Das Image des praxisnahen Kurzstudiengangs ist schlechter als je zuvor. Im Studierendensurvey der Bundesregierung sagen nur zwölf Prozent der Befragten, Bachelor-Absolventen hätten gute Chancen auf dem Arbeitsmarkt. Die Hälfte ist der Ansicht, die wissenschaftliche Qualität im Bachelor sei „zu gering“, was zu „Akademikern zweiter Klasse“ führe.

Tatsächlich bewirkt die große Studienreform in Deutschland vielfach das Gegenteil dessen, was damit bezweckt war. Europas Bildungsminister wollten Studierenden und Absolventen 1999 mit ihrem Beschluss in Bologna die Mobilität erleichtern. Darum einigten sie sich auf ein System. Der erste Abschluss, der Bachelor, sollte nach drei bis vier Jahren erreicht werden und für den Arbeitsmarkt relevante Qualifikationen attestieren. Der zweite Zyklus – der Master und/oder die Promotion – sollten darauf aufbauen.

Inzwischen ist zu hören, noch nie sei es für Studierende so schwierig gewesen ins Ausland zu gehen wie in Zeiten des Bachelors. Sogar der Wechsel innerhalb Berlins wird zum Problem, weil die neuen Studiengänge so verschult sind.

Für Deutschland war Bologna die Chance, die überfällige Studienreform anzupacken. Die Abbrecherquoten waren exorbitant (60 Prozent im Bauingenieurwesen, 80 Prozent in Germanistik). Studienzeiten von 15 bis 20 Semestern waren normal. Unter dem Deckmantel akademischer Freiheit herrschte Sozialdarwinismus: Viele Studierende scheiterten an dem unstrukturierten Angebot.

Weil der Bachelor erst in den Kinderschuhen steckt, ist noch unklar, ob die Studienzeiten und die Abbrecherzahlen tatsächlich sinken. Deutlich wird aber bereits, dass viele neue Studiengänge so vollgerümpelt sind wie die alten – nur, dass nun alles schneller studiert werden soll.

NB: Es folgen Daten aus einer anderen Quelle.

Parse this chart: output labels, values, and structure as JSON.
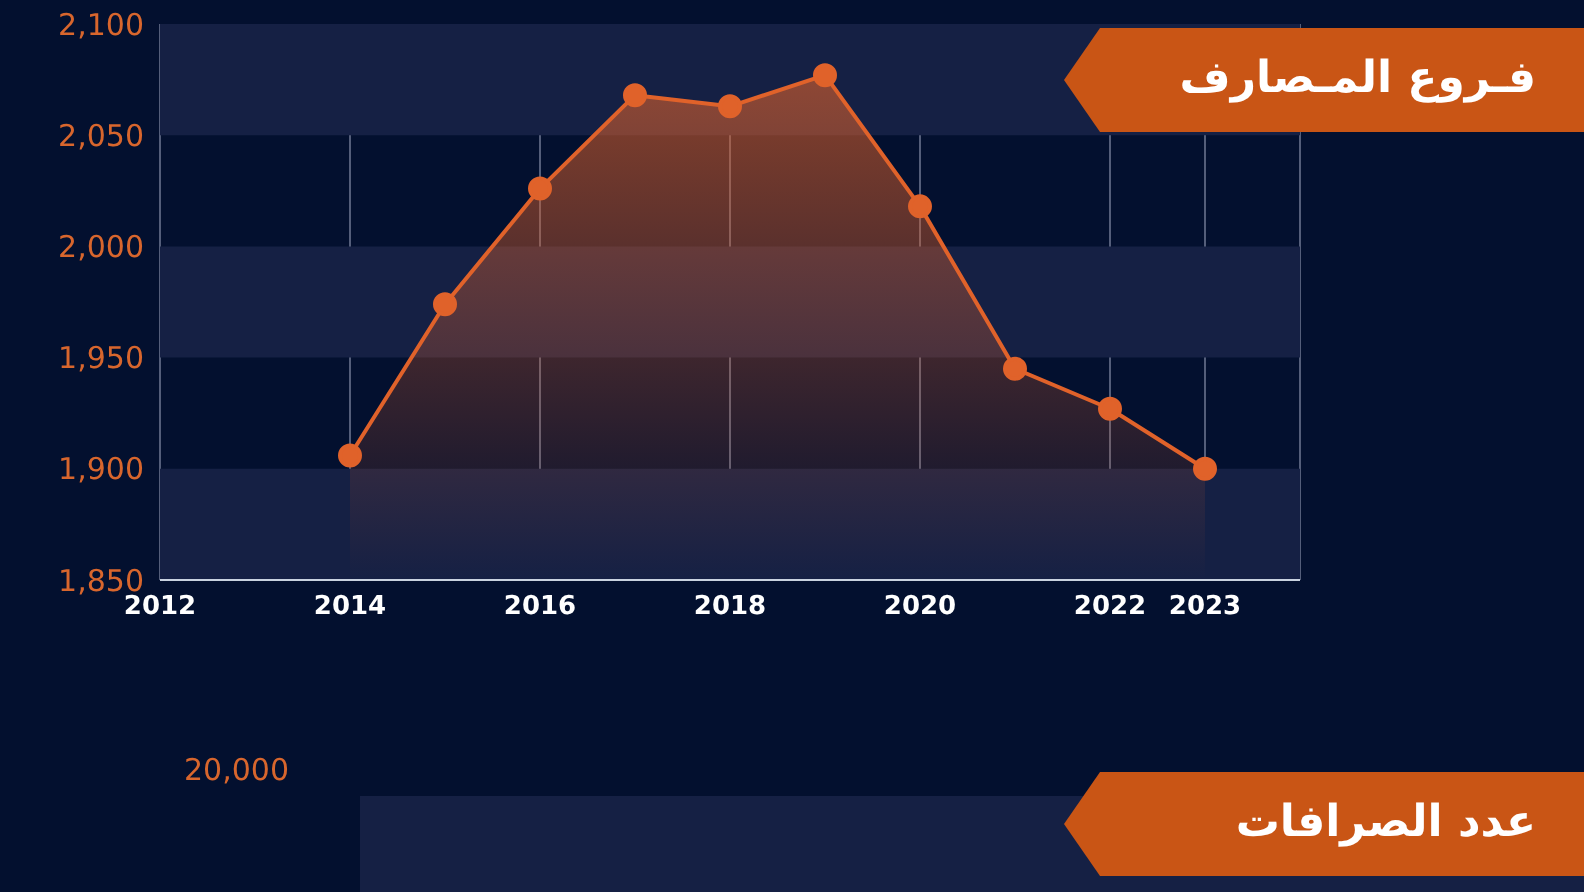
{
  "chart_data": [
    {
      "type": "area",
      "title": "فـروع المـصارف",
      "x": [
        2014,
        2015,
        2016,
        2017,
        2018,
        2019,
        2020,
        2021,
        2022,
        2023
      ],
      "series": [
        {
          "color": "#e0622a",
          "values": [
            1906,
            1974,
            2026,
            2068,
            2063,
            2077,
            2018,
            1945,
            1927,
            1900
          ]
        }
      ],
      "xlim": [
        2012,
        2024
      ],
      "xticks": [
        2012,
        2014,
        2016,
        2018,
        2020,
        2022,
        2023
      ],
      "ylim": [
        1850,
        2100
      ],
      "yticks": [
        {
          "value": 1850,
          "label": "1,850"
        },
        {
          "value": 1900,
          "label": "1,900"
        },
        {
          "value": 1950,
          "label": "1,950"
        },
        {
          "value": 2000,
          "label": "2,000"
        },
        {
          "value": 2050,
          "label": "2,050"
        },
        {
          "value": 2100,
          "label": "2,100"
        }
      ],
      "bands": [
        {
          "axis": "y",
          "from": 1850,
          "to": 1900,
          "color": "#152044"
        },
        {
          "axis": "y",
          "from": 1950,
          "to": 2000,
          "color": "#152044"
        },
        {
          "axis": "y",
          "from": 2050,
          "to": 2100,
          "color": "#152044"
        }
      ],
      "grid": "x",
      "marker": "circle"
    },
    {
      "type": "other",
      "title": "عدد الصرافات",
      "annotations": [
        "20,000"
      ]
    }
  ]
}
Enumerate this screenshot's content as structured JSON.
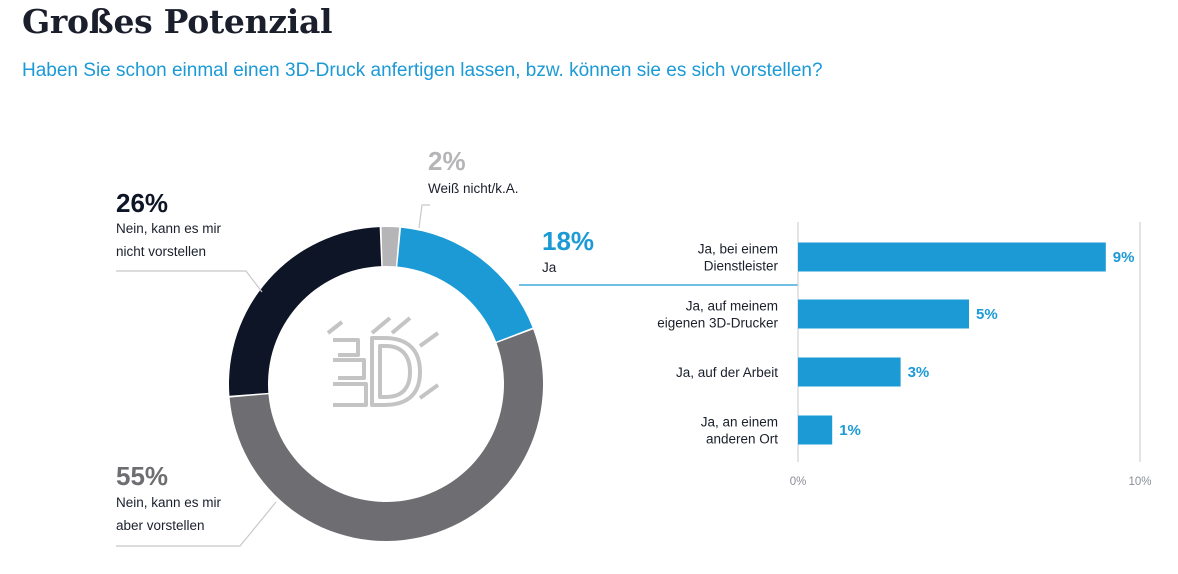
{
  "header": {
    "title": "Großes Potenzial",
    "subtitle": "Haben Sie schon einmal einen 3D-Druck anfertigen lassen, bzw. können sie es sich vorstellen?"
  },
  "logo_text": "3D",
  "colors": {
    "accent": "#1b9ad6",
    "dark": "#0d1526",
    "mid_grey": "#6e6e72",
    "light_grey": "#b5b5b7",
    "text": "#1a1f2b"
  },
  "chart_data": [
    {
      "type": "pie",
      "style": "donut",
      "slices": [
        {
          "value": 18,
          "pct_label": "18%",
          "label_lines": [
            "Ja"
          ],
          "color": "#1b9ad6"
        },
        {
          "value": 55,
          "pct_label": "55%",
          "label_lines": [
            "Nein, kann es mir",
            "aber vorstellen"
          ],
          "color": "#6e6e72"
        },
        {
          "value": 26,
          "pct_label": "26%",
          "label_lines": [
            "Nein, kann es mir",
            "nicht vorstellen"
          ],
          "color": "#0d1526"
        },
        {
          "value": 2,
          "pct_label": "2%",
          "label_lines": [
            "Weiß nicht/k.A."
          ],
          "color": "#b5b5b7"
        }
      ]
    },
    {
      "type": "bar",
      "orientation": "horizontal",
      "categories": [
        [
          "Ja, bei einem",
          "Dienstleister"
        ],
        [
          "Ja, auf meinem",
          "eigenen 3D-Drucker"
        ],
        [
          "Ja, auf der Arbeit"
        ],
        [
          "Ja, an einem",
          "anderen Ort"
        ]
      ],
      "values": [
        9,
        5,
        3,
        1
      ],
      "value_labels": [
        "9%",
        "5%",
        "3%",
        "1%"
      ],
      "xlim": [
        0,
        10
      ],
      "tick_labels": [
        "0%",
        "10%"
      ],
      "color": "#1b9ad6"
    }
  ]
}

Zugleich herrscht ein neuer Prüfungswahnsinn. Gab es früher nur Zwischenprüfungen und ein großes Examen am Schluss, prüfen die Hochschulen jetzt zigfach in nur einem Semester. So werden in einem BWL-Bachelor in sechs Semestern 42 Prüfungen abgenommen – das geht fast nur in Form stupiden Abfragens.

Wer ist an all dem schuld? Die Professorenverbände versuchen den Eindruck zu erwecken, als sei das Unheil von bösen Politikern über sie gebracht worden. In Wahrheit liegt es nicht im Wesen eines zweizyklischen Studiums, dumm zu machen. Auch hat nie ein Politiker angeordnet, die Studiengänge müssten verschult sein, die Studierenden sollten mit Anwesenheitspflichten und ungezählten Prüfungen gegängelt werden. Ebenso wenig hat man den Unis befohlen, nur den sechssemestrigen Kurz-Bachelor anzubieten und so Zeit fürs Ausland, für Praktika und für forschendes Lernen zu vernichten.

Dort, wo der Geist der Reform in sein Gegenteil verkehrt wird, ist das fast allein den Professoren selbst zuzuschreiben. Sie haben die Studiengänge so entworfen, wie sie heute sind. Das festzustellen ist wichtig, weil es auch in den Händen der Professoren liegt, Fehler schnell zu beheben. Nicht nur die Studierenden, auch die Unternehmen warten auf ein intelligent entworfenes Bachelor-Studium. Dass es geht, zeigen gute Vorbilder, durchaus auch in Deutschland.